Тем не менее, несмотря на мое отвращение и разочарование, мы все-таки отправляем письмо Юзефу. В этом письме, Гарриет сообщает, что ее отец насильно заставил ее выйти за меня замуж, и что Герман (то есть я), бьет ее за малейшую провинность, что я только и делаю, что занимаюсь никому не нужной, бессмысленной революцией. Она также извинялась за то, что была холодна с ним, надеясь, что эти лживые слова хоть как-то заденут его чувства. Письмо было пропитано ложью и лицемерием, но это был единственный способ выманить Юзефа, а это значило что нужно играть эту роль до конца.

И снова, словно занавес, опускалась непроницаемая темнота, поглощая меня, лишая меня всякой надежды.

Я проснулся от собственного удара ногой по доске. Холод сковал все тело, словно ледяные оковы, зубы стучали друг о друга, как кастаньеты. Меня бросало то в жар, то в холод. Я начал царапать доски, яростно, отчаянно, словно медведь, попавший в капкан. Все нервы бурлили от бешенства, от бессилия, потому что это был самый худший вид заточения, когда тебя лишают всего, не оставляя ничего, кроме тьмы и одиночества. Ни воздуха, чтобы вдохнуть полной грудью, ни свободного движения, чтобы хоть как-то облегчить свои мучения. Только давящая, непроглядная тьма. Легкие горели, словно высушенные листья, брошенные в огонь, требуя воздуха. Хотелось биться головой о доски, с яростью и отчаянием, но я понимал, что размозжить себе череп - не самая лучшая идея. Блевать от запаха собственной крови, это совсем не то, чего я хотел.

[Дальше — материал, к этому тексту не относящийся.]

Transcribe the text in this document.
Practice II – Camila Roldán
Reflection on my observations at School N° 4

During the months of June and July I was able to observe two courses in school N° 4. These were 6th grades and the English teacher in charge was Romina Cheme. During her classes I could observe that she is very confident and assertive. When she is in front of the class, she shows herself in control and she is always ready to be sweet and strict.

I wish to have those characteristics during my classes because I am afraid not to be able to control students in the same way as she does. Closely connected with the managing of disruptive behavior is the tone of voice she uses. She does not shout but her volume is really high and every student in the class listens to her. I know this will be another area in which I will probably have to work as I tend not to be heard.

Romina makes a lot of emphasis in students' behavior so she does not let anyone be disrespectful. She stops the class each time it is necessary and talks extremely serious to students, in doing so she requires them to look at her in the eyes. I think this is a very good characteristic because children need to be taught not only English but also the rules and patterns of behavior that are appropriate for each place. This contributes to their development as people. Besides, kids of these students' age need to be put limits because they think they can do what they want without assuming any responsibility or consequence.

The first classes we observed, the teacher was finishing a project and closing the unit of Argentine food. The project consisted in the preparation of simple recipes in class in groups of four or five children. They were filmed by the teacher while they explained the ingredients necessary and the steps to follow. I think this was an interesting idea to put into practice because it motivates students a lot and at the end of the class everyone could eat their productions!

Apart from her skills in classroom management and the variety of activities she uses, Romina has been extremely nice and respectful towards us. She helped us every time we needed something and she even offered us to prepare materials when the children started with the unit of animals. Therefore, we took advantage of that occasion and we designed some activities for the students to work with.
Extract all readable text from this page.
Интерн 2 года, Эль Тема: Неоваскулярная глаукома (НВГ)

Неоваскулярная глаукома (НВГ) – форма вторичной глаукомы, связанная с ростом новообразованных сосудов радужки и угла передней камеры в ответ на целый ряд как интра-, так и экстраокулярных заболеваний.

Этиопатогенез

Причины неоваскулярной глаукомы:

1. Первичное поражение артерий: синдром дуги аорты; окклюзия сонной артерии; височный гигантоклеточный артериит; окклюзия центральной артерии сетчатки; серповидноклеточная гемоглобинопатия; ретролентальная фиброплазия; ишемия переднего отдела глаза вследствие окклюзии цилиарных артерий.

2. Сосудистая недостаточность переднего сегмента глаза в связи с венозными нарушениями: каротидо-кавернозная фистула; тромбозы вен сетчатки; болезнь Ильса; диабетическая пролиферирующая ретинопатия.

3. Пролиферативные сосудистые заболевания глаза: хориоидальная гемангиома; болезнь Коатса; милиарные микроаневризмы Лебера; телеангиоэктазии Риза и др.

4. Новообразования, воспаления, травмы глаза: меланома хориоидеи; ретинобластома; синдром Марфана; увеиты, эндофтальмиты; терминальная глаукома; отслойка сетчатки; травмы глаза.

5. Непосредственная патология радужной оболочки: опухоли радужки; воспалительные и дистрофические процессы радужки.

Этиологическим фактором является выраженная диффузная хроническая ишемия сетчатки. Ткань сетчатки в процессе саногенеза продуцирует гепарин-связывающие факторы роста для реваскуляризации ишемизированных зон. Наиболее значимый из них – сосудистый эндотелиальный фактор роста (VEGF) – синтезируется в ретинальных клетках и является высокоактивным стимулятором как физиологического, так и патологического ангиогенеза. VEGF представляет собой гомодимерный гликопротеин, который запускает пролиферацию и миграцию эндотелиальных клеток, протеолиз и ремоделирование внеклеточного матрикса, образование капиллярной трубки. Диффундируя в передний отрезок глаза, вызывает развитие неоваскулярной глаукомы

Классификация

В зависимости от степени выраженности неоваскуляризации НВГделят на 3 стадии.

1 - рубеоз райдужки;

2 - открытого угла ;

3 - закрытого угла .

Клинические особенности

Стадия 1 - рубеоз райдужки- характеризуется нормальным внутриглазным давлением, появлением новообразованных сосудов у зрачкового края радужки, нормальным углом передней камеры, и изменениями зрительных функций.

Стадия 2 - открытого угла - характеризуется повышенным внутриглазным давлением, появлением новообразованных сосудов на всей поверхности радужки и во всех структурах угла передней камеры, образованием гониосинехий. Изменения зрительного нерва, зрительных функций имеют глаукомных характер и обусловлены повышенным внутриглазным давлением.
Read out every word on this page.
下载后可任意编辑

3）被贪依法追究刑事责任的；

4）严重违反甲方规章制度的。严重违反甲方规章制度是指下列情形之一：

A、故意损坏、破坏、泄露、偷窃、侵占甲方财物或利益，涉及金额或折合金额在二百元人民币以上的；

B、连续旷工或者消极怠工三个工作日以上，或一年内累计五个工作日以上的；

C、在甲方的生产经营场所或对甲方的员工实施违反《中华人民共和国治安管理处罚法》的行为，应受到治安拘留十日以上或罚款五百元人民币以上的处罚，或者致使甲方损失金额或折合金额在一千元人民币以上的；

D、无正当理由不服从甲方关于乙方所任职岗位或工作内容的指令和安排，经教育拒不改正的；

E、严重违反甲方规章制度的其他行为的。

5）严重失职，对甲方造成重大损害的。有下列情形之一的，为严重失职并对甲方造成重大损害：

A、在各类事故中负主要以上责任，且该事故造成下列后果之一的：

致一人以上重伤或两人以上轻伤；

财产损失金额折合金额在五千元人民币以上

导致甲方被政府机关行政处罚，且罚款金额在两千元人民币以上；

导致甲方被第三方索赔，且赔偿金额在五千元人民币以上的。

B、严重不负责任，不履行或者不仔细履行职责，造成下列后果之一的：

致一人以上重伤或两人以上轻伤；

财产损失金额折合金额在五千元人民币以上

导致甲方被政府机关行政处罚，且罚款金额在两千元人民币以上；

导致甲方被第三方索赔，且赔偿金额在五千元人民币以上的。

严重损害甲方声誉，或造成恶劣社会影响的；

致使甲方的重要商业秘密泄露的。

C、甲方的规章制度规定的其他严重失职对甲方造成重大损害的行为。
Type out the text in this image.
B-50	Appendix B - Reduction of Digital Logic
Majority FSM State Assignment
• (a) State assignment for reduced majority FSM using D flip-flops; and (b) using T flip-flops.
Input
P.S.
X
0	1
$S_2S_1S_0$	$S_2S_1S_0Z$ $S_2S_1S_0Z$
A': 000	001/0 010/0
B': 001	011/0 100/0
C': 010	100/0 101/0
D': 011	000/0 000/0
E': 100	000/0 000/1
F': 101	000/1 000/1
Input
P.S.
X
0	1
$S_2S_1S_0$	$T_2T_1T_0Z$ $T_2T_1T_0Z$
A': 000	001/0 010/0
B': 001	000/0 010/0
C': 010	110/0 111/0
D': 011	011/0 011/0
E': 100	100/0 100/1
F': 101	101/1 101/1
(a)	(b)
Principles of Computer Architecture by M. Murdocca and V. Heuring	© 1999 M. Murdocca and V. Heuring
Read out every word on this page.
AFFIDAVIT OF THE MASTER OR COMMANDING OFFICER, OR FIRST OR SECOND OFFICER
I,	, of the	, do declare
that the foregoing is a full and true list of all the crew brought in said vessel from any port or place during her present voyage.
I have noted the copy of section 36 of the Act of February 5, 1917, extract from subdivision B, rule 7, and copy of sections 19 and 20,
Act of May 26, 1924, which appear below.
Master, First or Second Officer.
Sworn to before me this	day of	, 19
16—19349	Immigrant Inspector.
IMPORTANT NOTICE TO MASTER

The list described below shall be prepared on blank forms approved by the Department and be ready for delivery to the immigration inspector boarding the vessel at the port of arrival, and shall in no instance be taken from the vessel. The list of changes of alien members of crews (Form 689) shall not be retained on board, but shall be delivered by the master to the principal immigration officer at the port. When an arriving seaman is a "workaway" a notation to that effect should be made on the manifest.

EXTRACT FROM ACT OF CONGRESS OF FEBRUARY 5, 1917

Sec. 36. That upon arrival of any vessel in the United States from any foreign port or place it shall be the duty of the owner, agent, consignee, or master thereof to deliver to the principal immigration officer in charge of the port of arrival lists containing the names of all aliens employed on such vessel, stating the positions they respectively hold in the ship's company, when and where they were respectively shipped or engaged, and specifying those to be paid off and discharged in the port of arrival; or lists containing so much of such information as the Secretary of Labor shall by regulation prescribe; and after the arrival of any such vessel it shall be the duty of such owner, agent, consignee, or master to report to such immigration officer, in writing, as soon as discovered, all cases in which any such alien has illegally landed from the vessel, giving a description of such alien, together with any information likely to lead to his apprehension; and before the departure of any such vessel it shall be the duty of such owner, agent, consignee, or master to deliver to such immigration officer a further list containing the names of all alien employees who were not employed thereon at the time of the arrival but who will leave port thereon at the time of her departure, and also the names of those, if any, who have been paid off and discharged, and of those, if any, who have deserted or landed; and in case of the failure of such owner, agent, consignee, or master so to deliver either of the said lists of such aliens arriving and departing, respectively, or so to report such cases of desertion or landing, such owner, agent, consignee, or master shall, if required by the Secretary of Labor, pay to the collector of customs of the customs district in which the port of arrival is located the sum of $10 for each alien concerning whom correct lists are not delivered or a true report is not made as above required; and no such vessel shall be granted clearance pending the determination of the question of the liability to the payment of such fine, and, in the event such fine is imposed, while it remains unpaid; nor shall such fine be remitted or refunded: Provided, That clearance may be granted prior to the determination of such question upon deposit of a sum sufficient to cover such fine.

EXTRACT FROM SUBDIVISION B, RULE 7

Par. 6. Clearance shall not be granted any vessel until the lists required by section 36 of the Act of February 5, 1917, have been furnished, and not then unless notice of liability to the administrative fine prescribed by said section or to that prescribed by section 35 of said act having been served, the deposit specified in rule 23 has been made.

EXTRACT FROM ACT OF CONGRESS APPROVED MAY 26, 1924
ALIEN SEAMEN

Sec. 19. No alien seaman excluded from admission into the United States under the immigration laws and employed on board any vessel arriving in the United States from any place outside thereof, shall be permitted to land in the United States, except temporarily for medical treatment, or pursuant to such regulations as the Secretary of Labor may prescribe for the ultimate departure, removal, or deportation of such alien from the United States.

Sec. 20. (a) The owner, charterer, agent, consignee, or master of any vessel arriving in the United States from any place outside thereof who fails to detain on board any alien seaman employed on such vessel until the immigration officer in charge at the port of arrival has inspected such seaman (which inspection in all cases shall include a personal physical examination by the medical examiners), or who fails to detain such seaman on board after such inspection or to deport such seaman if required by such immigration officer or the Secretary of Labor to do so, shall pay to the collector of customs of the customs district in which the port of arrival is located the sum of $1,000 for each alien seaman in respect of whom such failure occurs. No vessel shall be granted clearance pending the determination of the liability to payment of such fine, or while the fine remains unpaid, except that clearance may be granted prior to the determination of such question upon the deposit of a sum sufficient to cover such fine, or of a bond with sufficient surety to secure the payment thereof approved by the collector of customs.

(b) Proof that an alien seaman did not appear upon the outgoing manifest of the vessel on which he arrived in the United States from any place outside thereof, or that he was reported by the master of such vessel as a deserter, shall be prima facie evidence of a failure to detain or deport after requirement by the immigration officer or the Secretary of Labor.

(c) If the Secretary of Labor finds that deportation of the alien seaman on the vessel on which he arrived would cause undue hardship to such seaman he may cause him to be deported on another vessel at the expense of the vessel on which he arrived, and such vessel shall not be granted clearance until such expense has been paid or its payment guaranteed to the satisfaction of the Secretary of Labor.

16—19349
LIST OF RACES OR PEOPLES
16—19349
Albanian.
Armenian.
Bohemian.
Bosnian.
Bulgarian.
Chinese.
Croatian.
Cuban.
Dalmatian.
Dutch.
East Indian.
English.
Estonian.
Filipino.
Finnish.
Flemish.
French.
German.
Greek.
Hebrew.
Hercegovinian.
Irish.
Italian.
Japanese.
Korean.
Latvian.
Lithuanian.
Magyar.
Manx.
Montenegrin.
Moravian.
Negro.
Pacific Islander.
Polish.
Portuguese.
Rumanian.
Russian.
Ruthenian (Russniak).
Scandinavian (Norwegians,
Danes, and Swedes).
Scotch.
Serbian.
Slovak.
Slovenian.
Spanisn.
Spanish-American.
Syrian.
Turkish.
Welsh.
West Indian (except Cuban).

Это был какой-то замкнутый круг, из которого, казалось, не было выхода.

И снова воспоминания, как спасательный круг, вернули меня в прошлое. На этот раз я уже не был в особняке Фло, а шел по улицам Лондона. Мы бродили с Кристофом по серым, мокрым улицам, словно туристы, изучающие старинную архитектуру, архитектуру королей, сделавших эту страну великой. Мы посещали тюрьмы, которые стали музеями, места, куда раньше заточали всех неугодных, задолго до того, как придумали пачками ссылать их в далекую, жаркую Австралию. Я изучал каждый люк, каждое подземелье, вглядываясь с профессионализмом подпольщика. Внимательно всматривался в лица прохожих, пытаясь разглядеть в них что-то важное. Ноги несли меня все дальше и дальше от этого безликого надзирателя, который,следил за каждым моим шагом. И от этого меня переполняло чувство свободы, от которого я несказанно радовался.

В целом, наша жизнь в особняке Фло была не такой уж и строгой, как могло показаться на первый взгляд. Сопровождающий, назначенный следить за нами, старался не попадаться на глаза, словно призрак, следовавший за нами по пятам. Он был незримым присутствием, которое, тем не менее, всегда ощущалось.

Комендантский час, конечно, существовал, но мы не особо его соблюдали, бросая вызов установленным правилам. Он не следил за тем, чтобы я был "хорошим" мужем для Гарриет, что меня, конечно же, устраивало. В результате, я спал отдельно от "жены", в крыле для прислуги. Иронично, но именно там я находил покой и умиротворение, более уютное место во всем этом особняке.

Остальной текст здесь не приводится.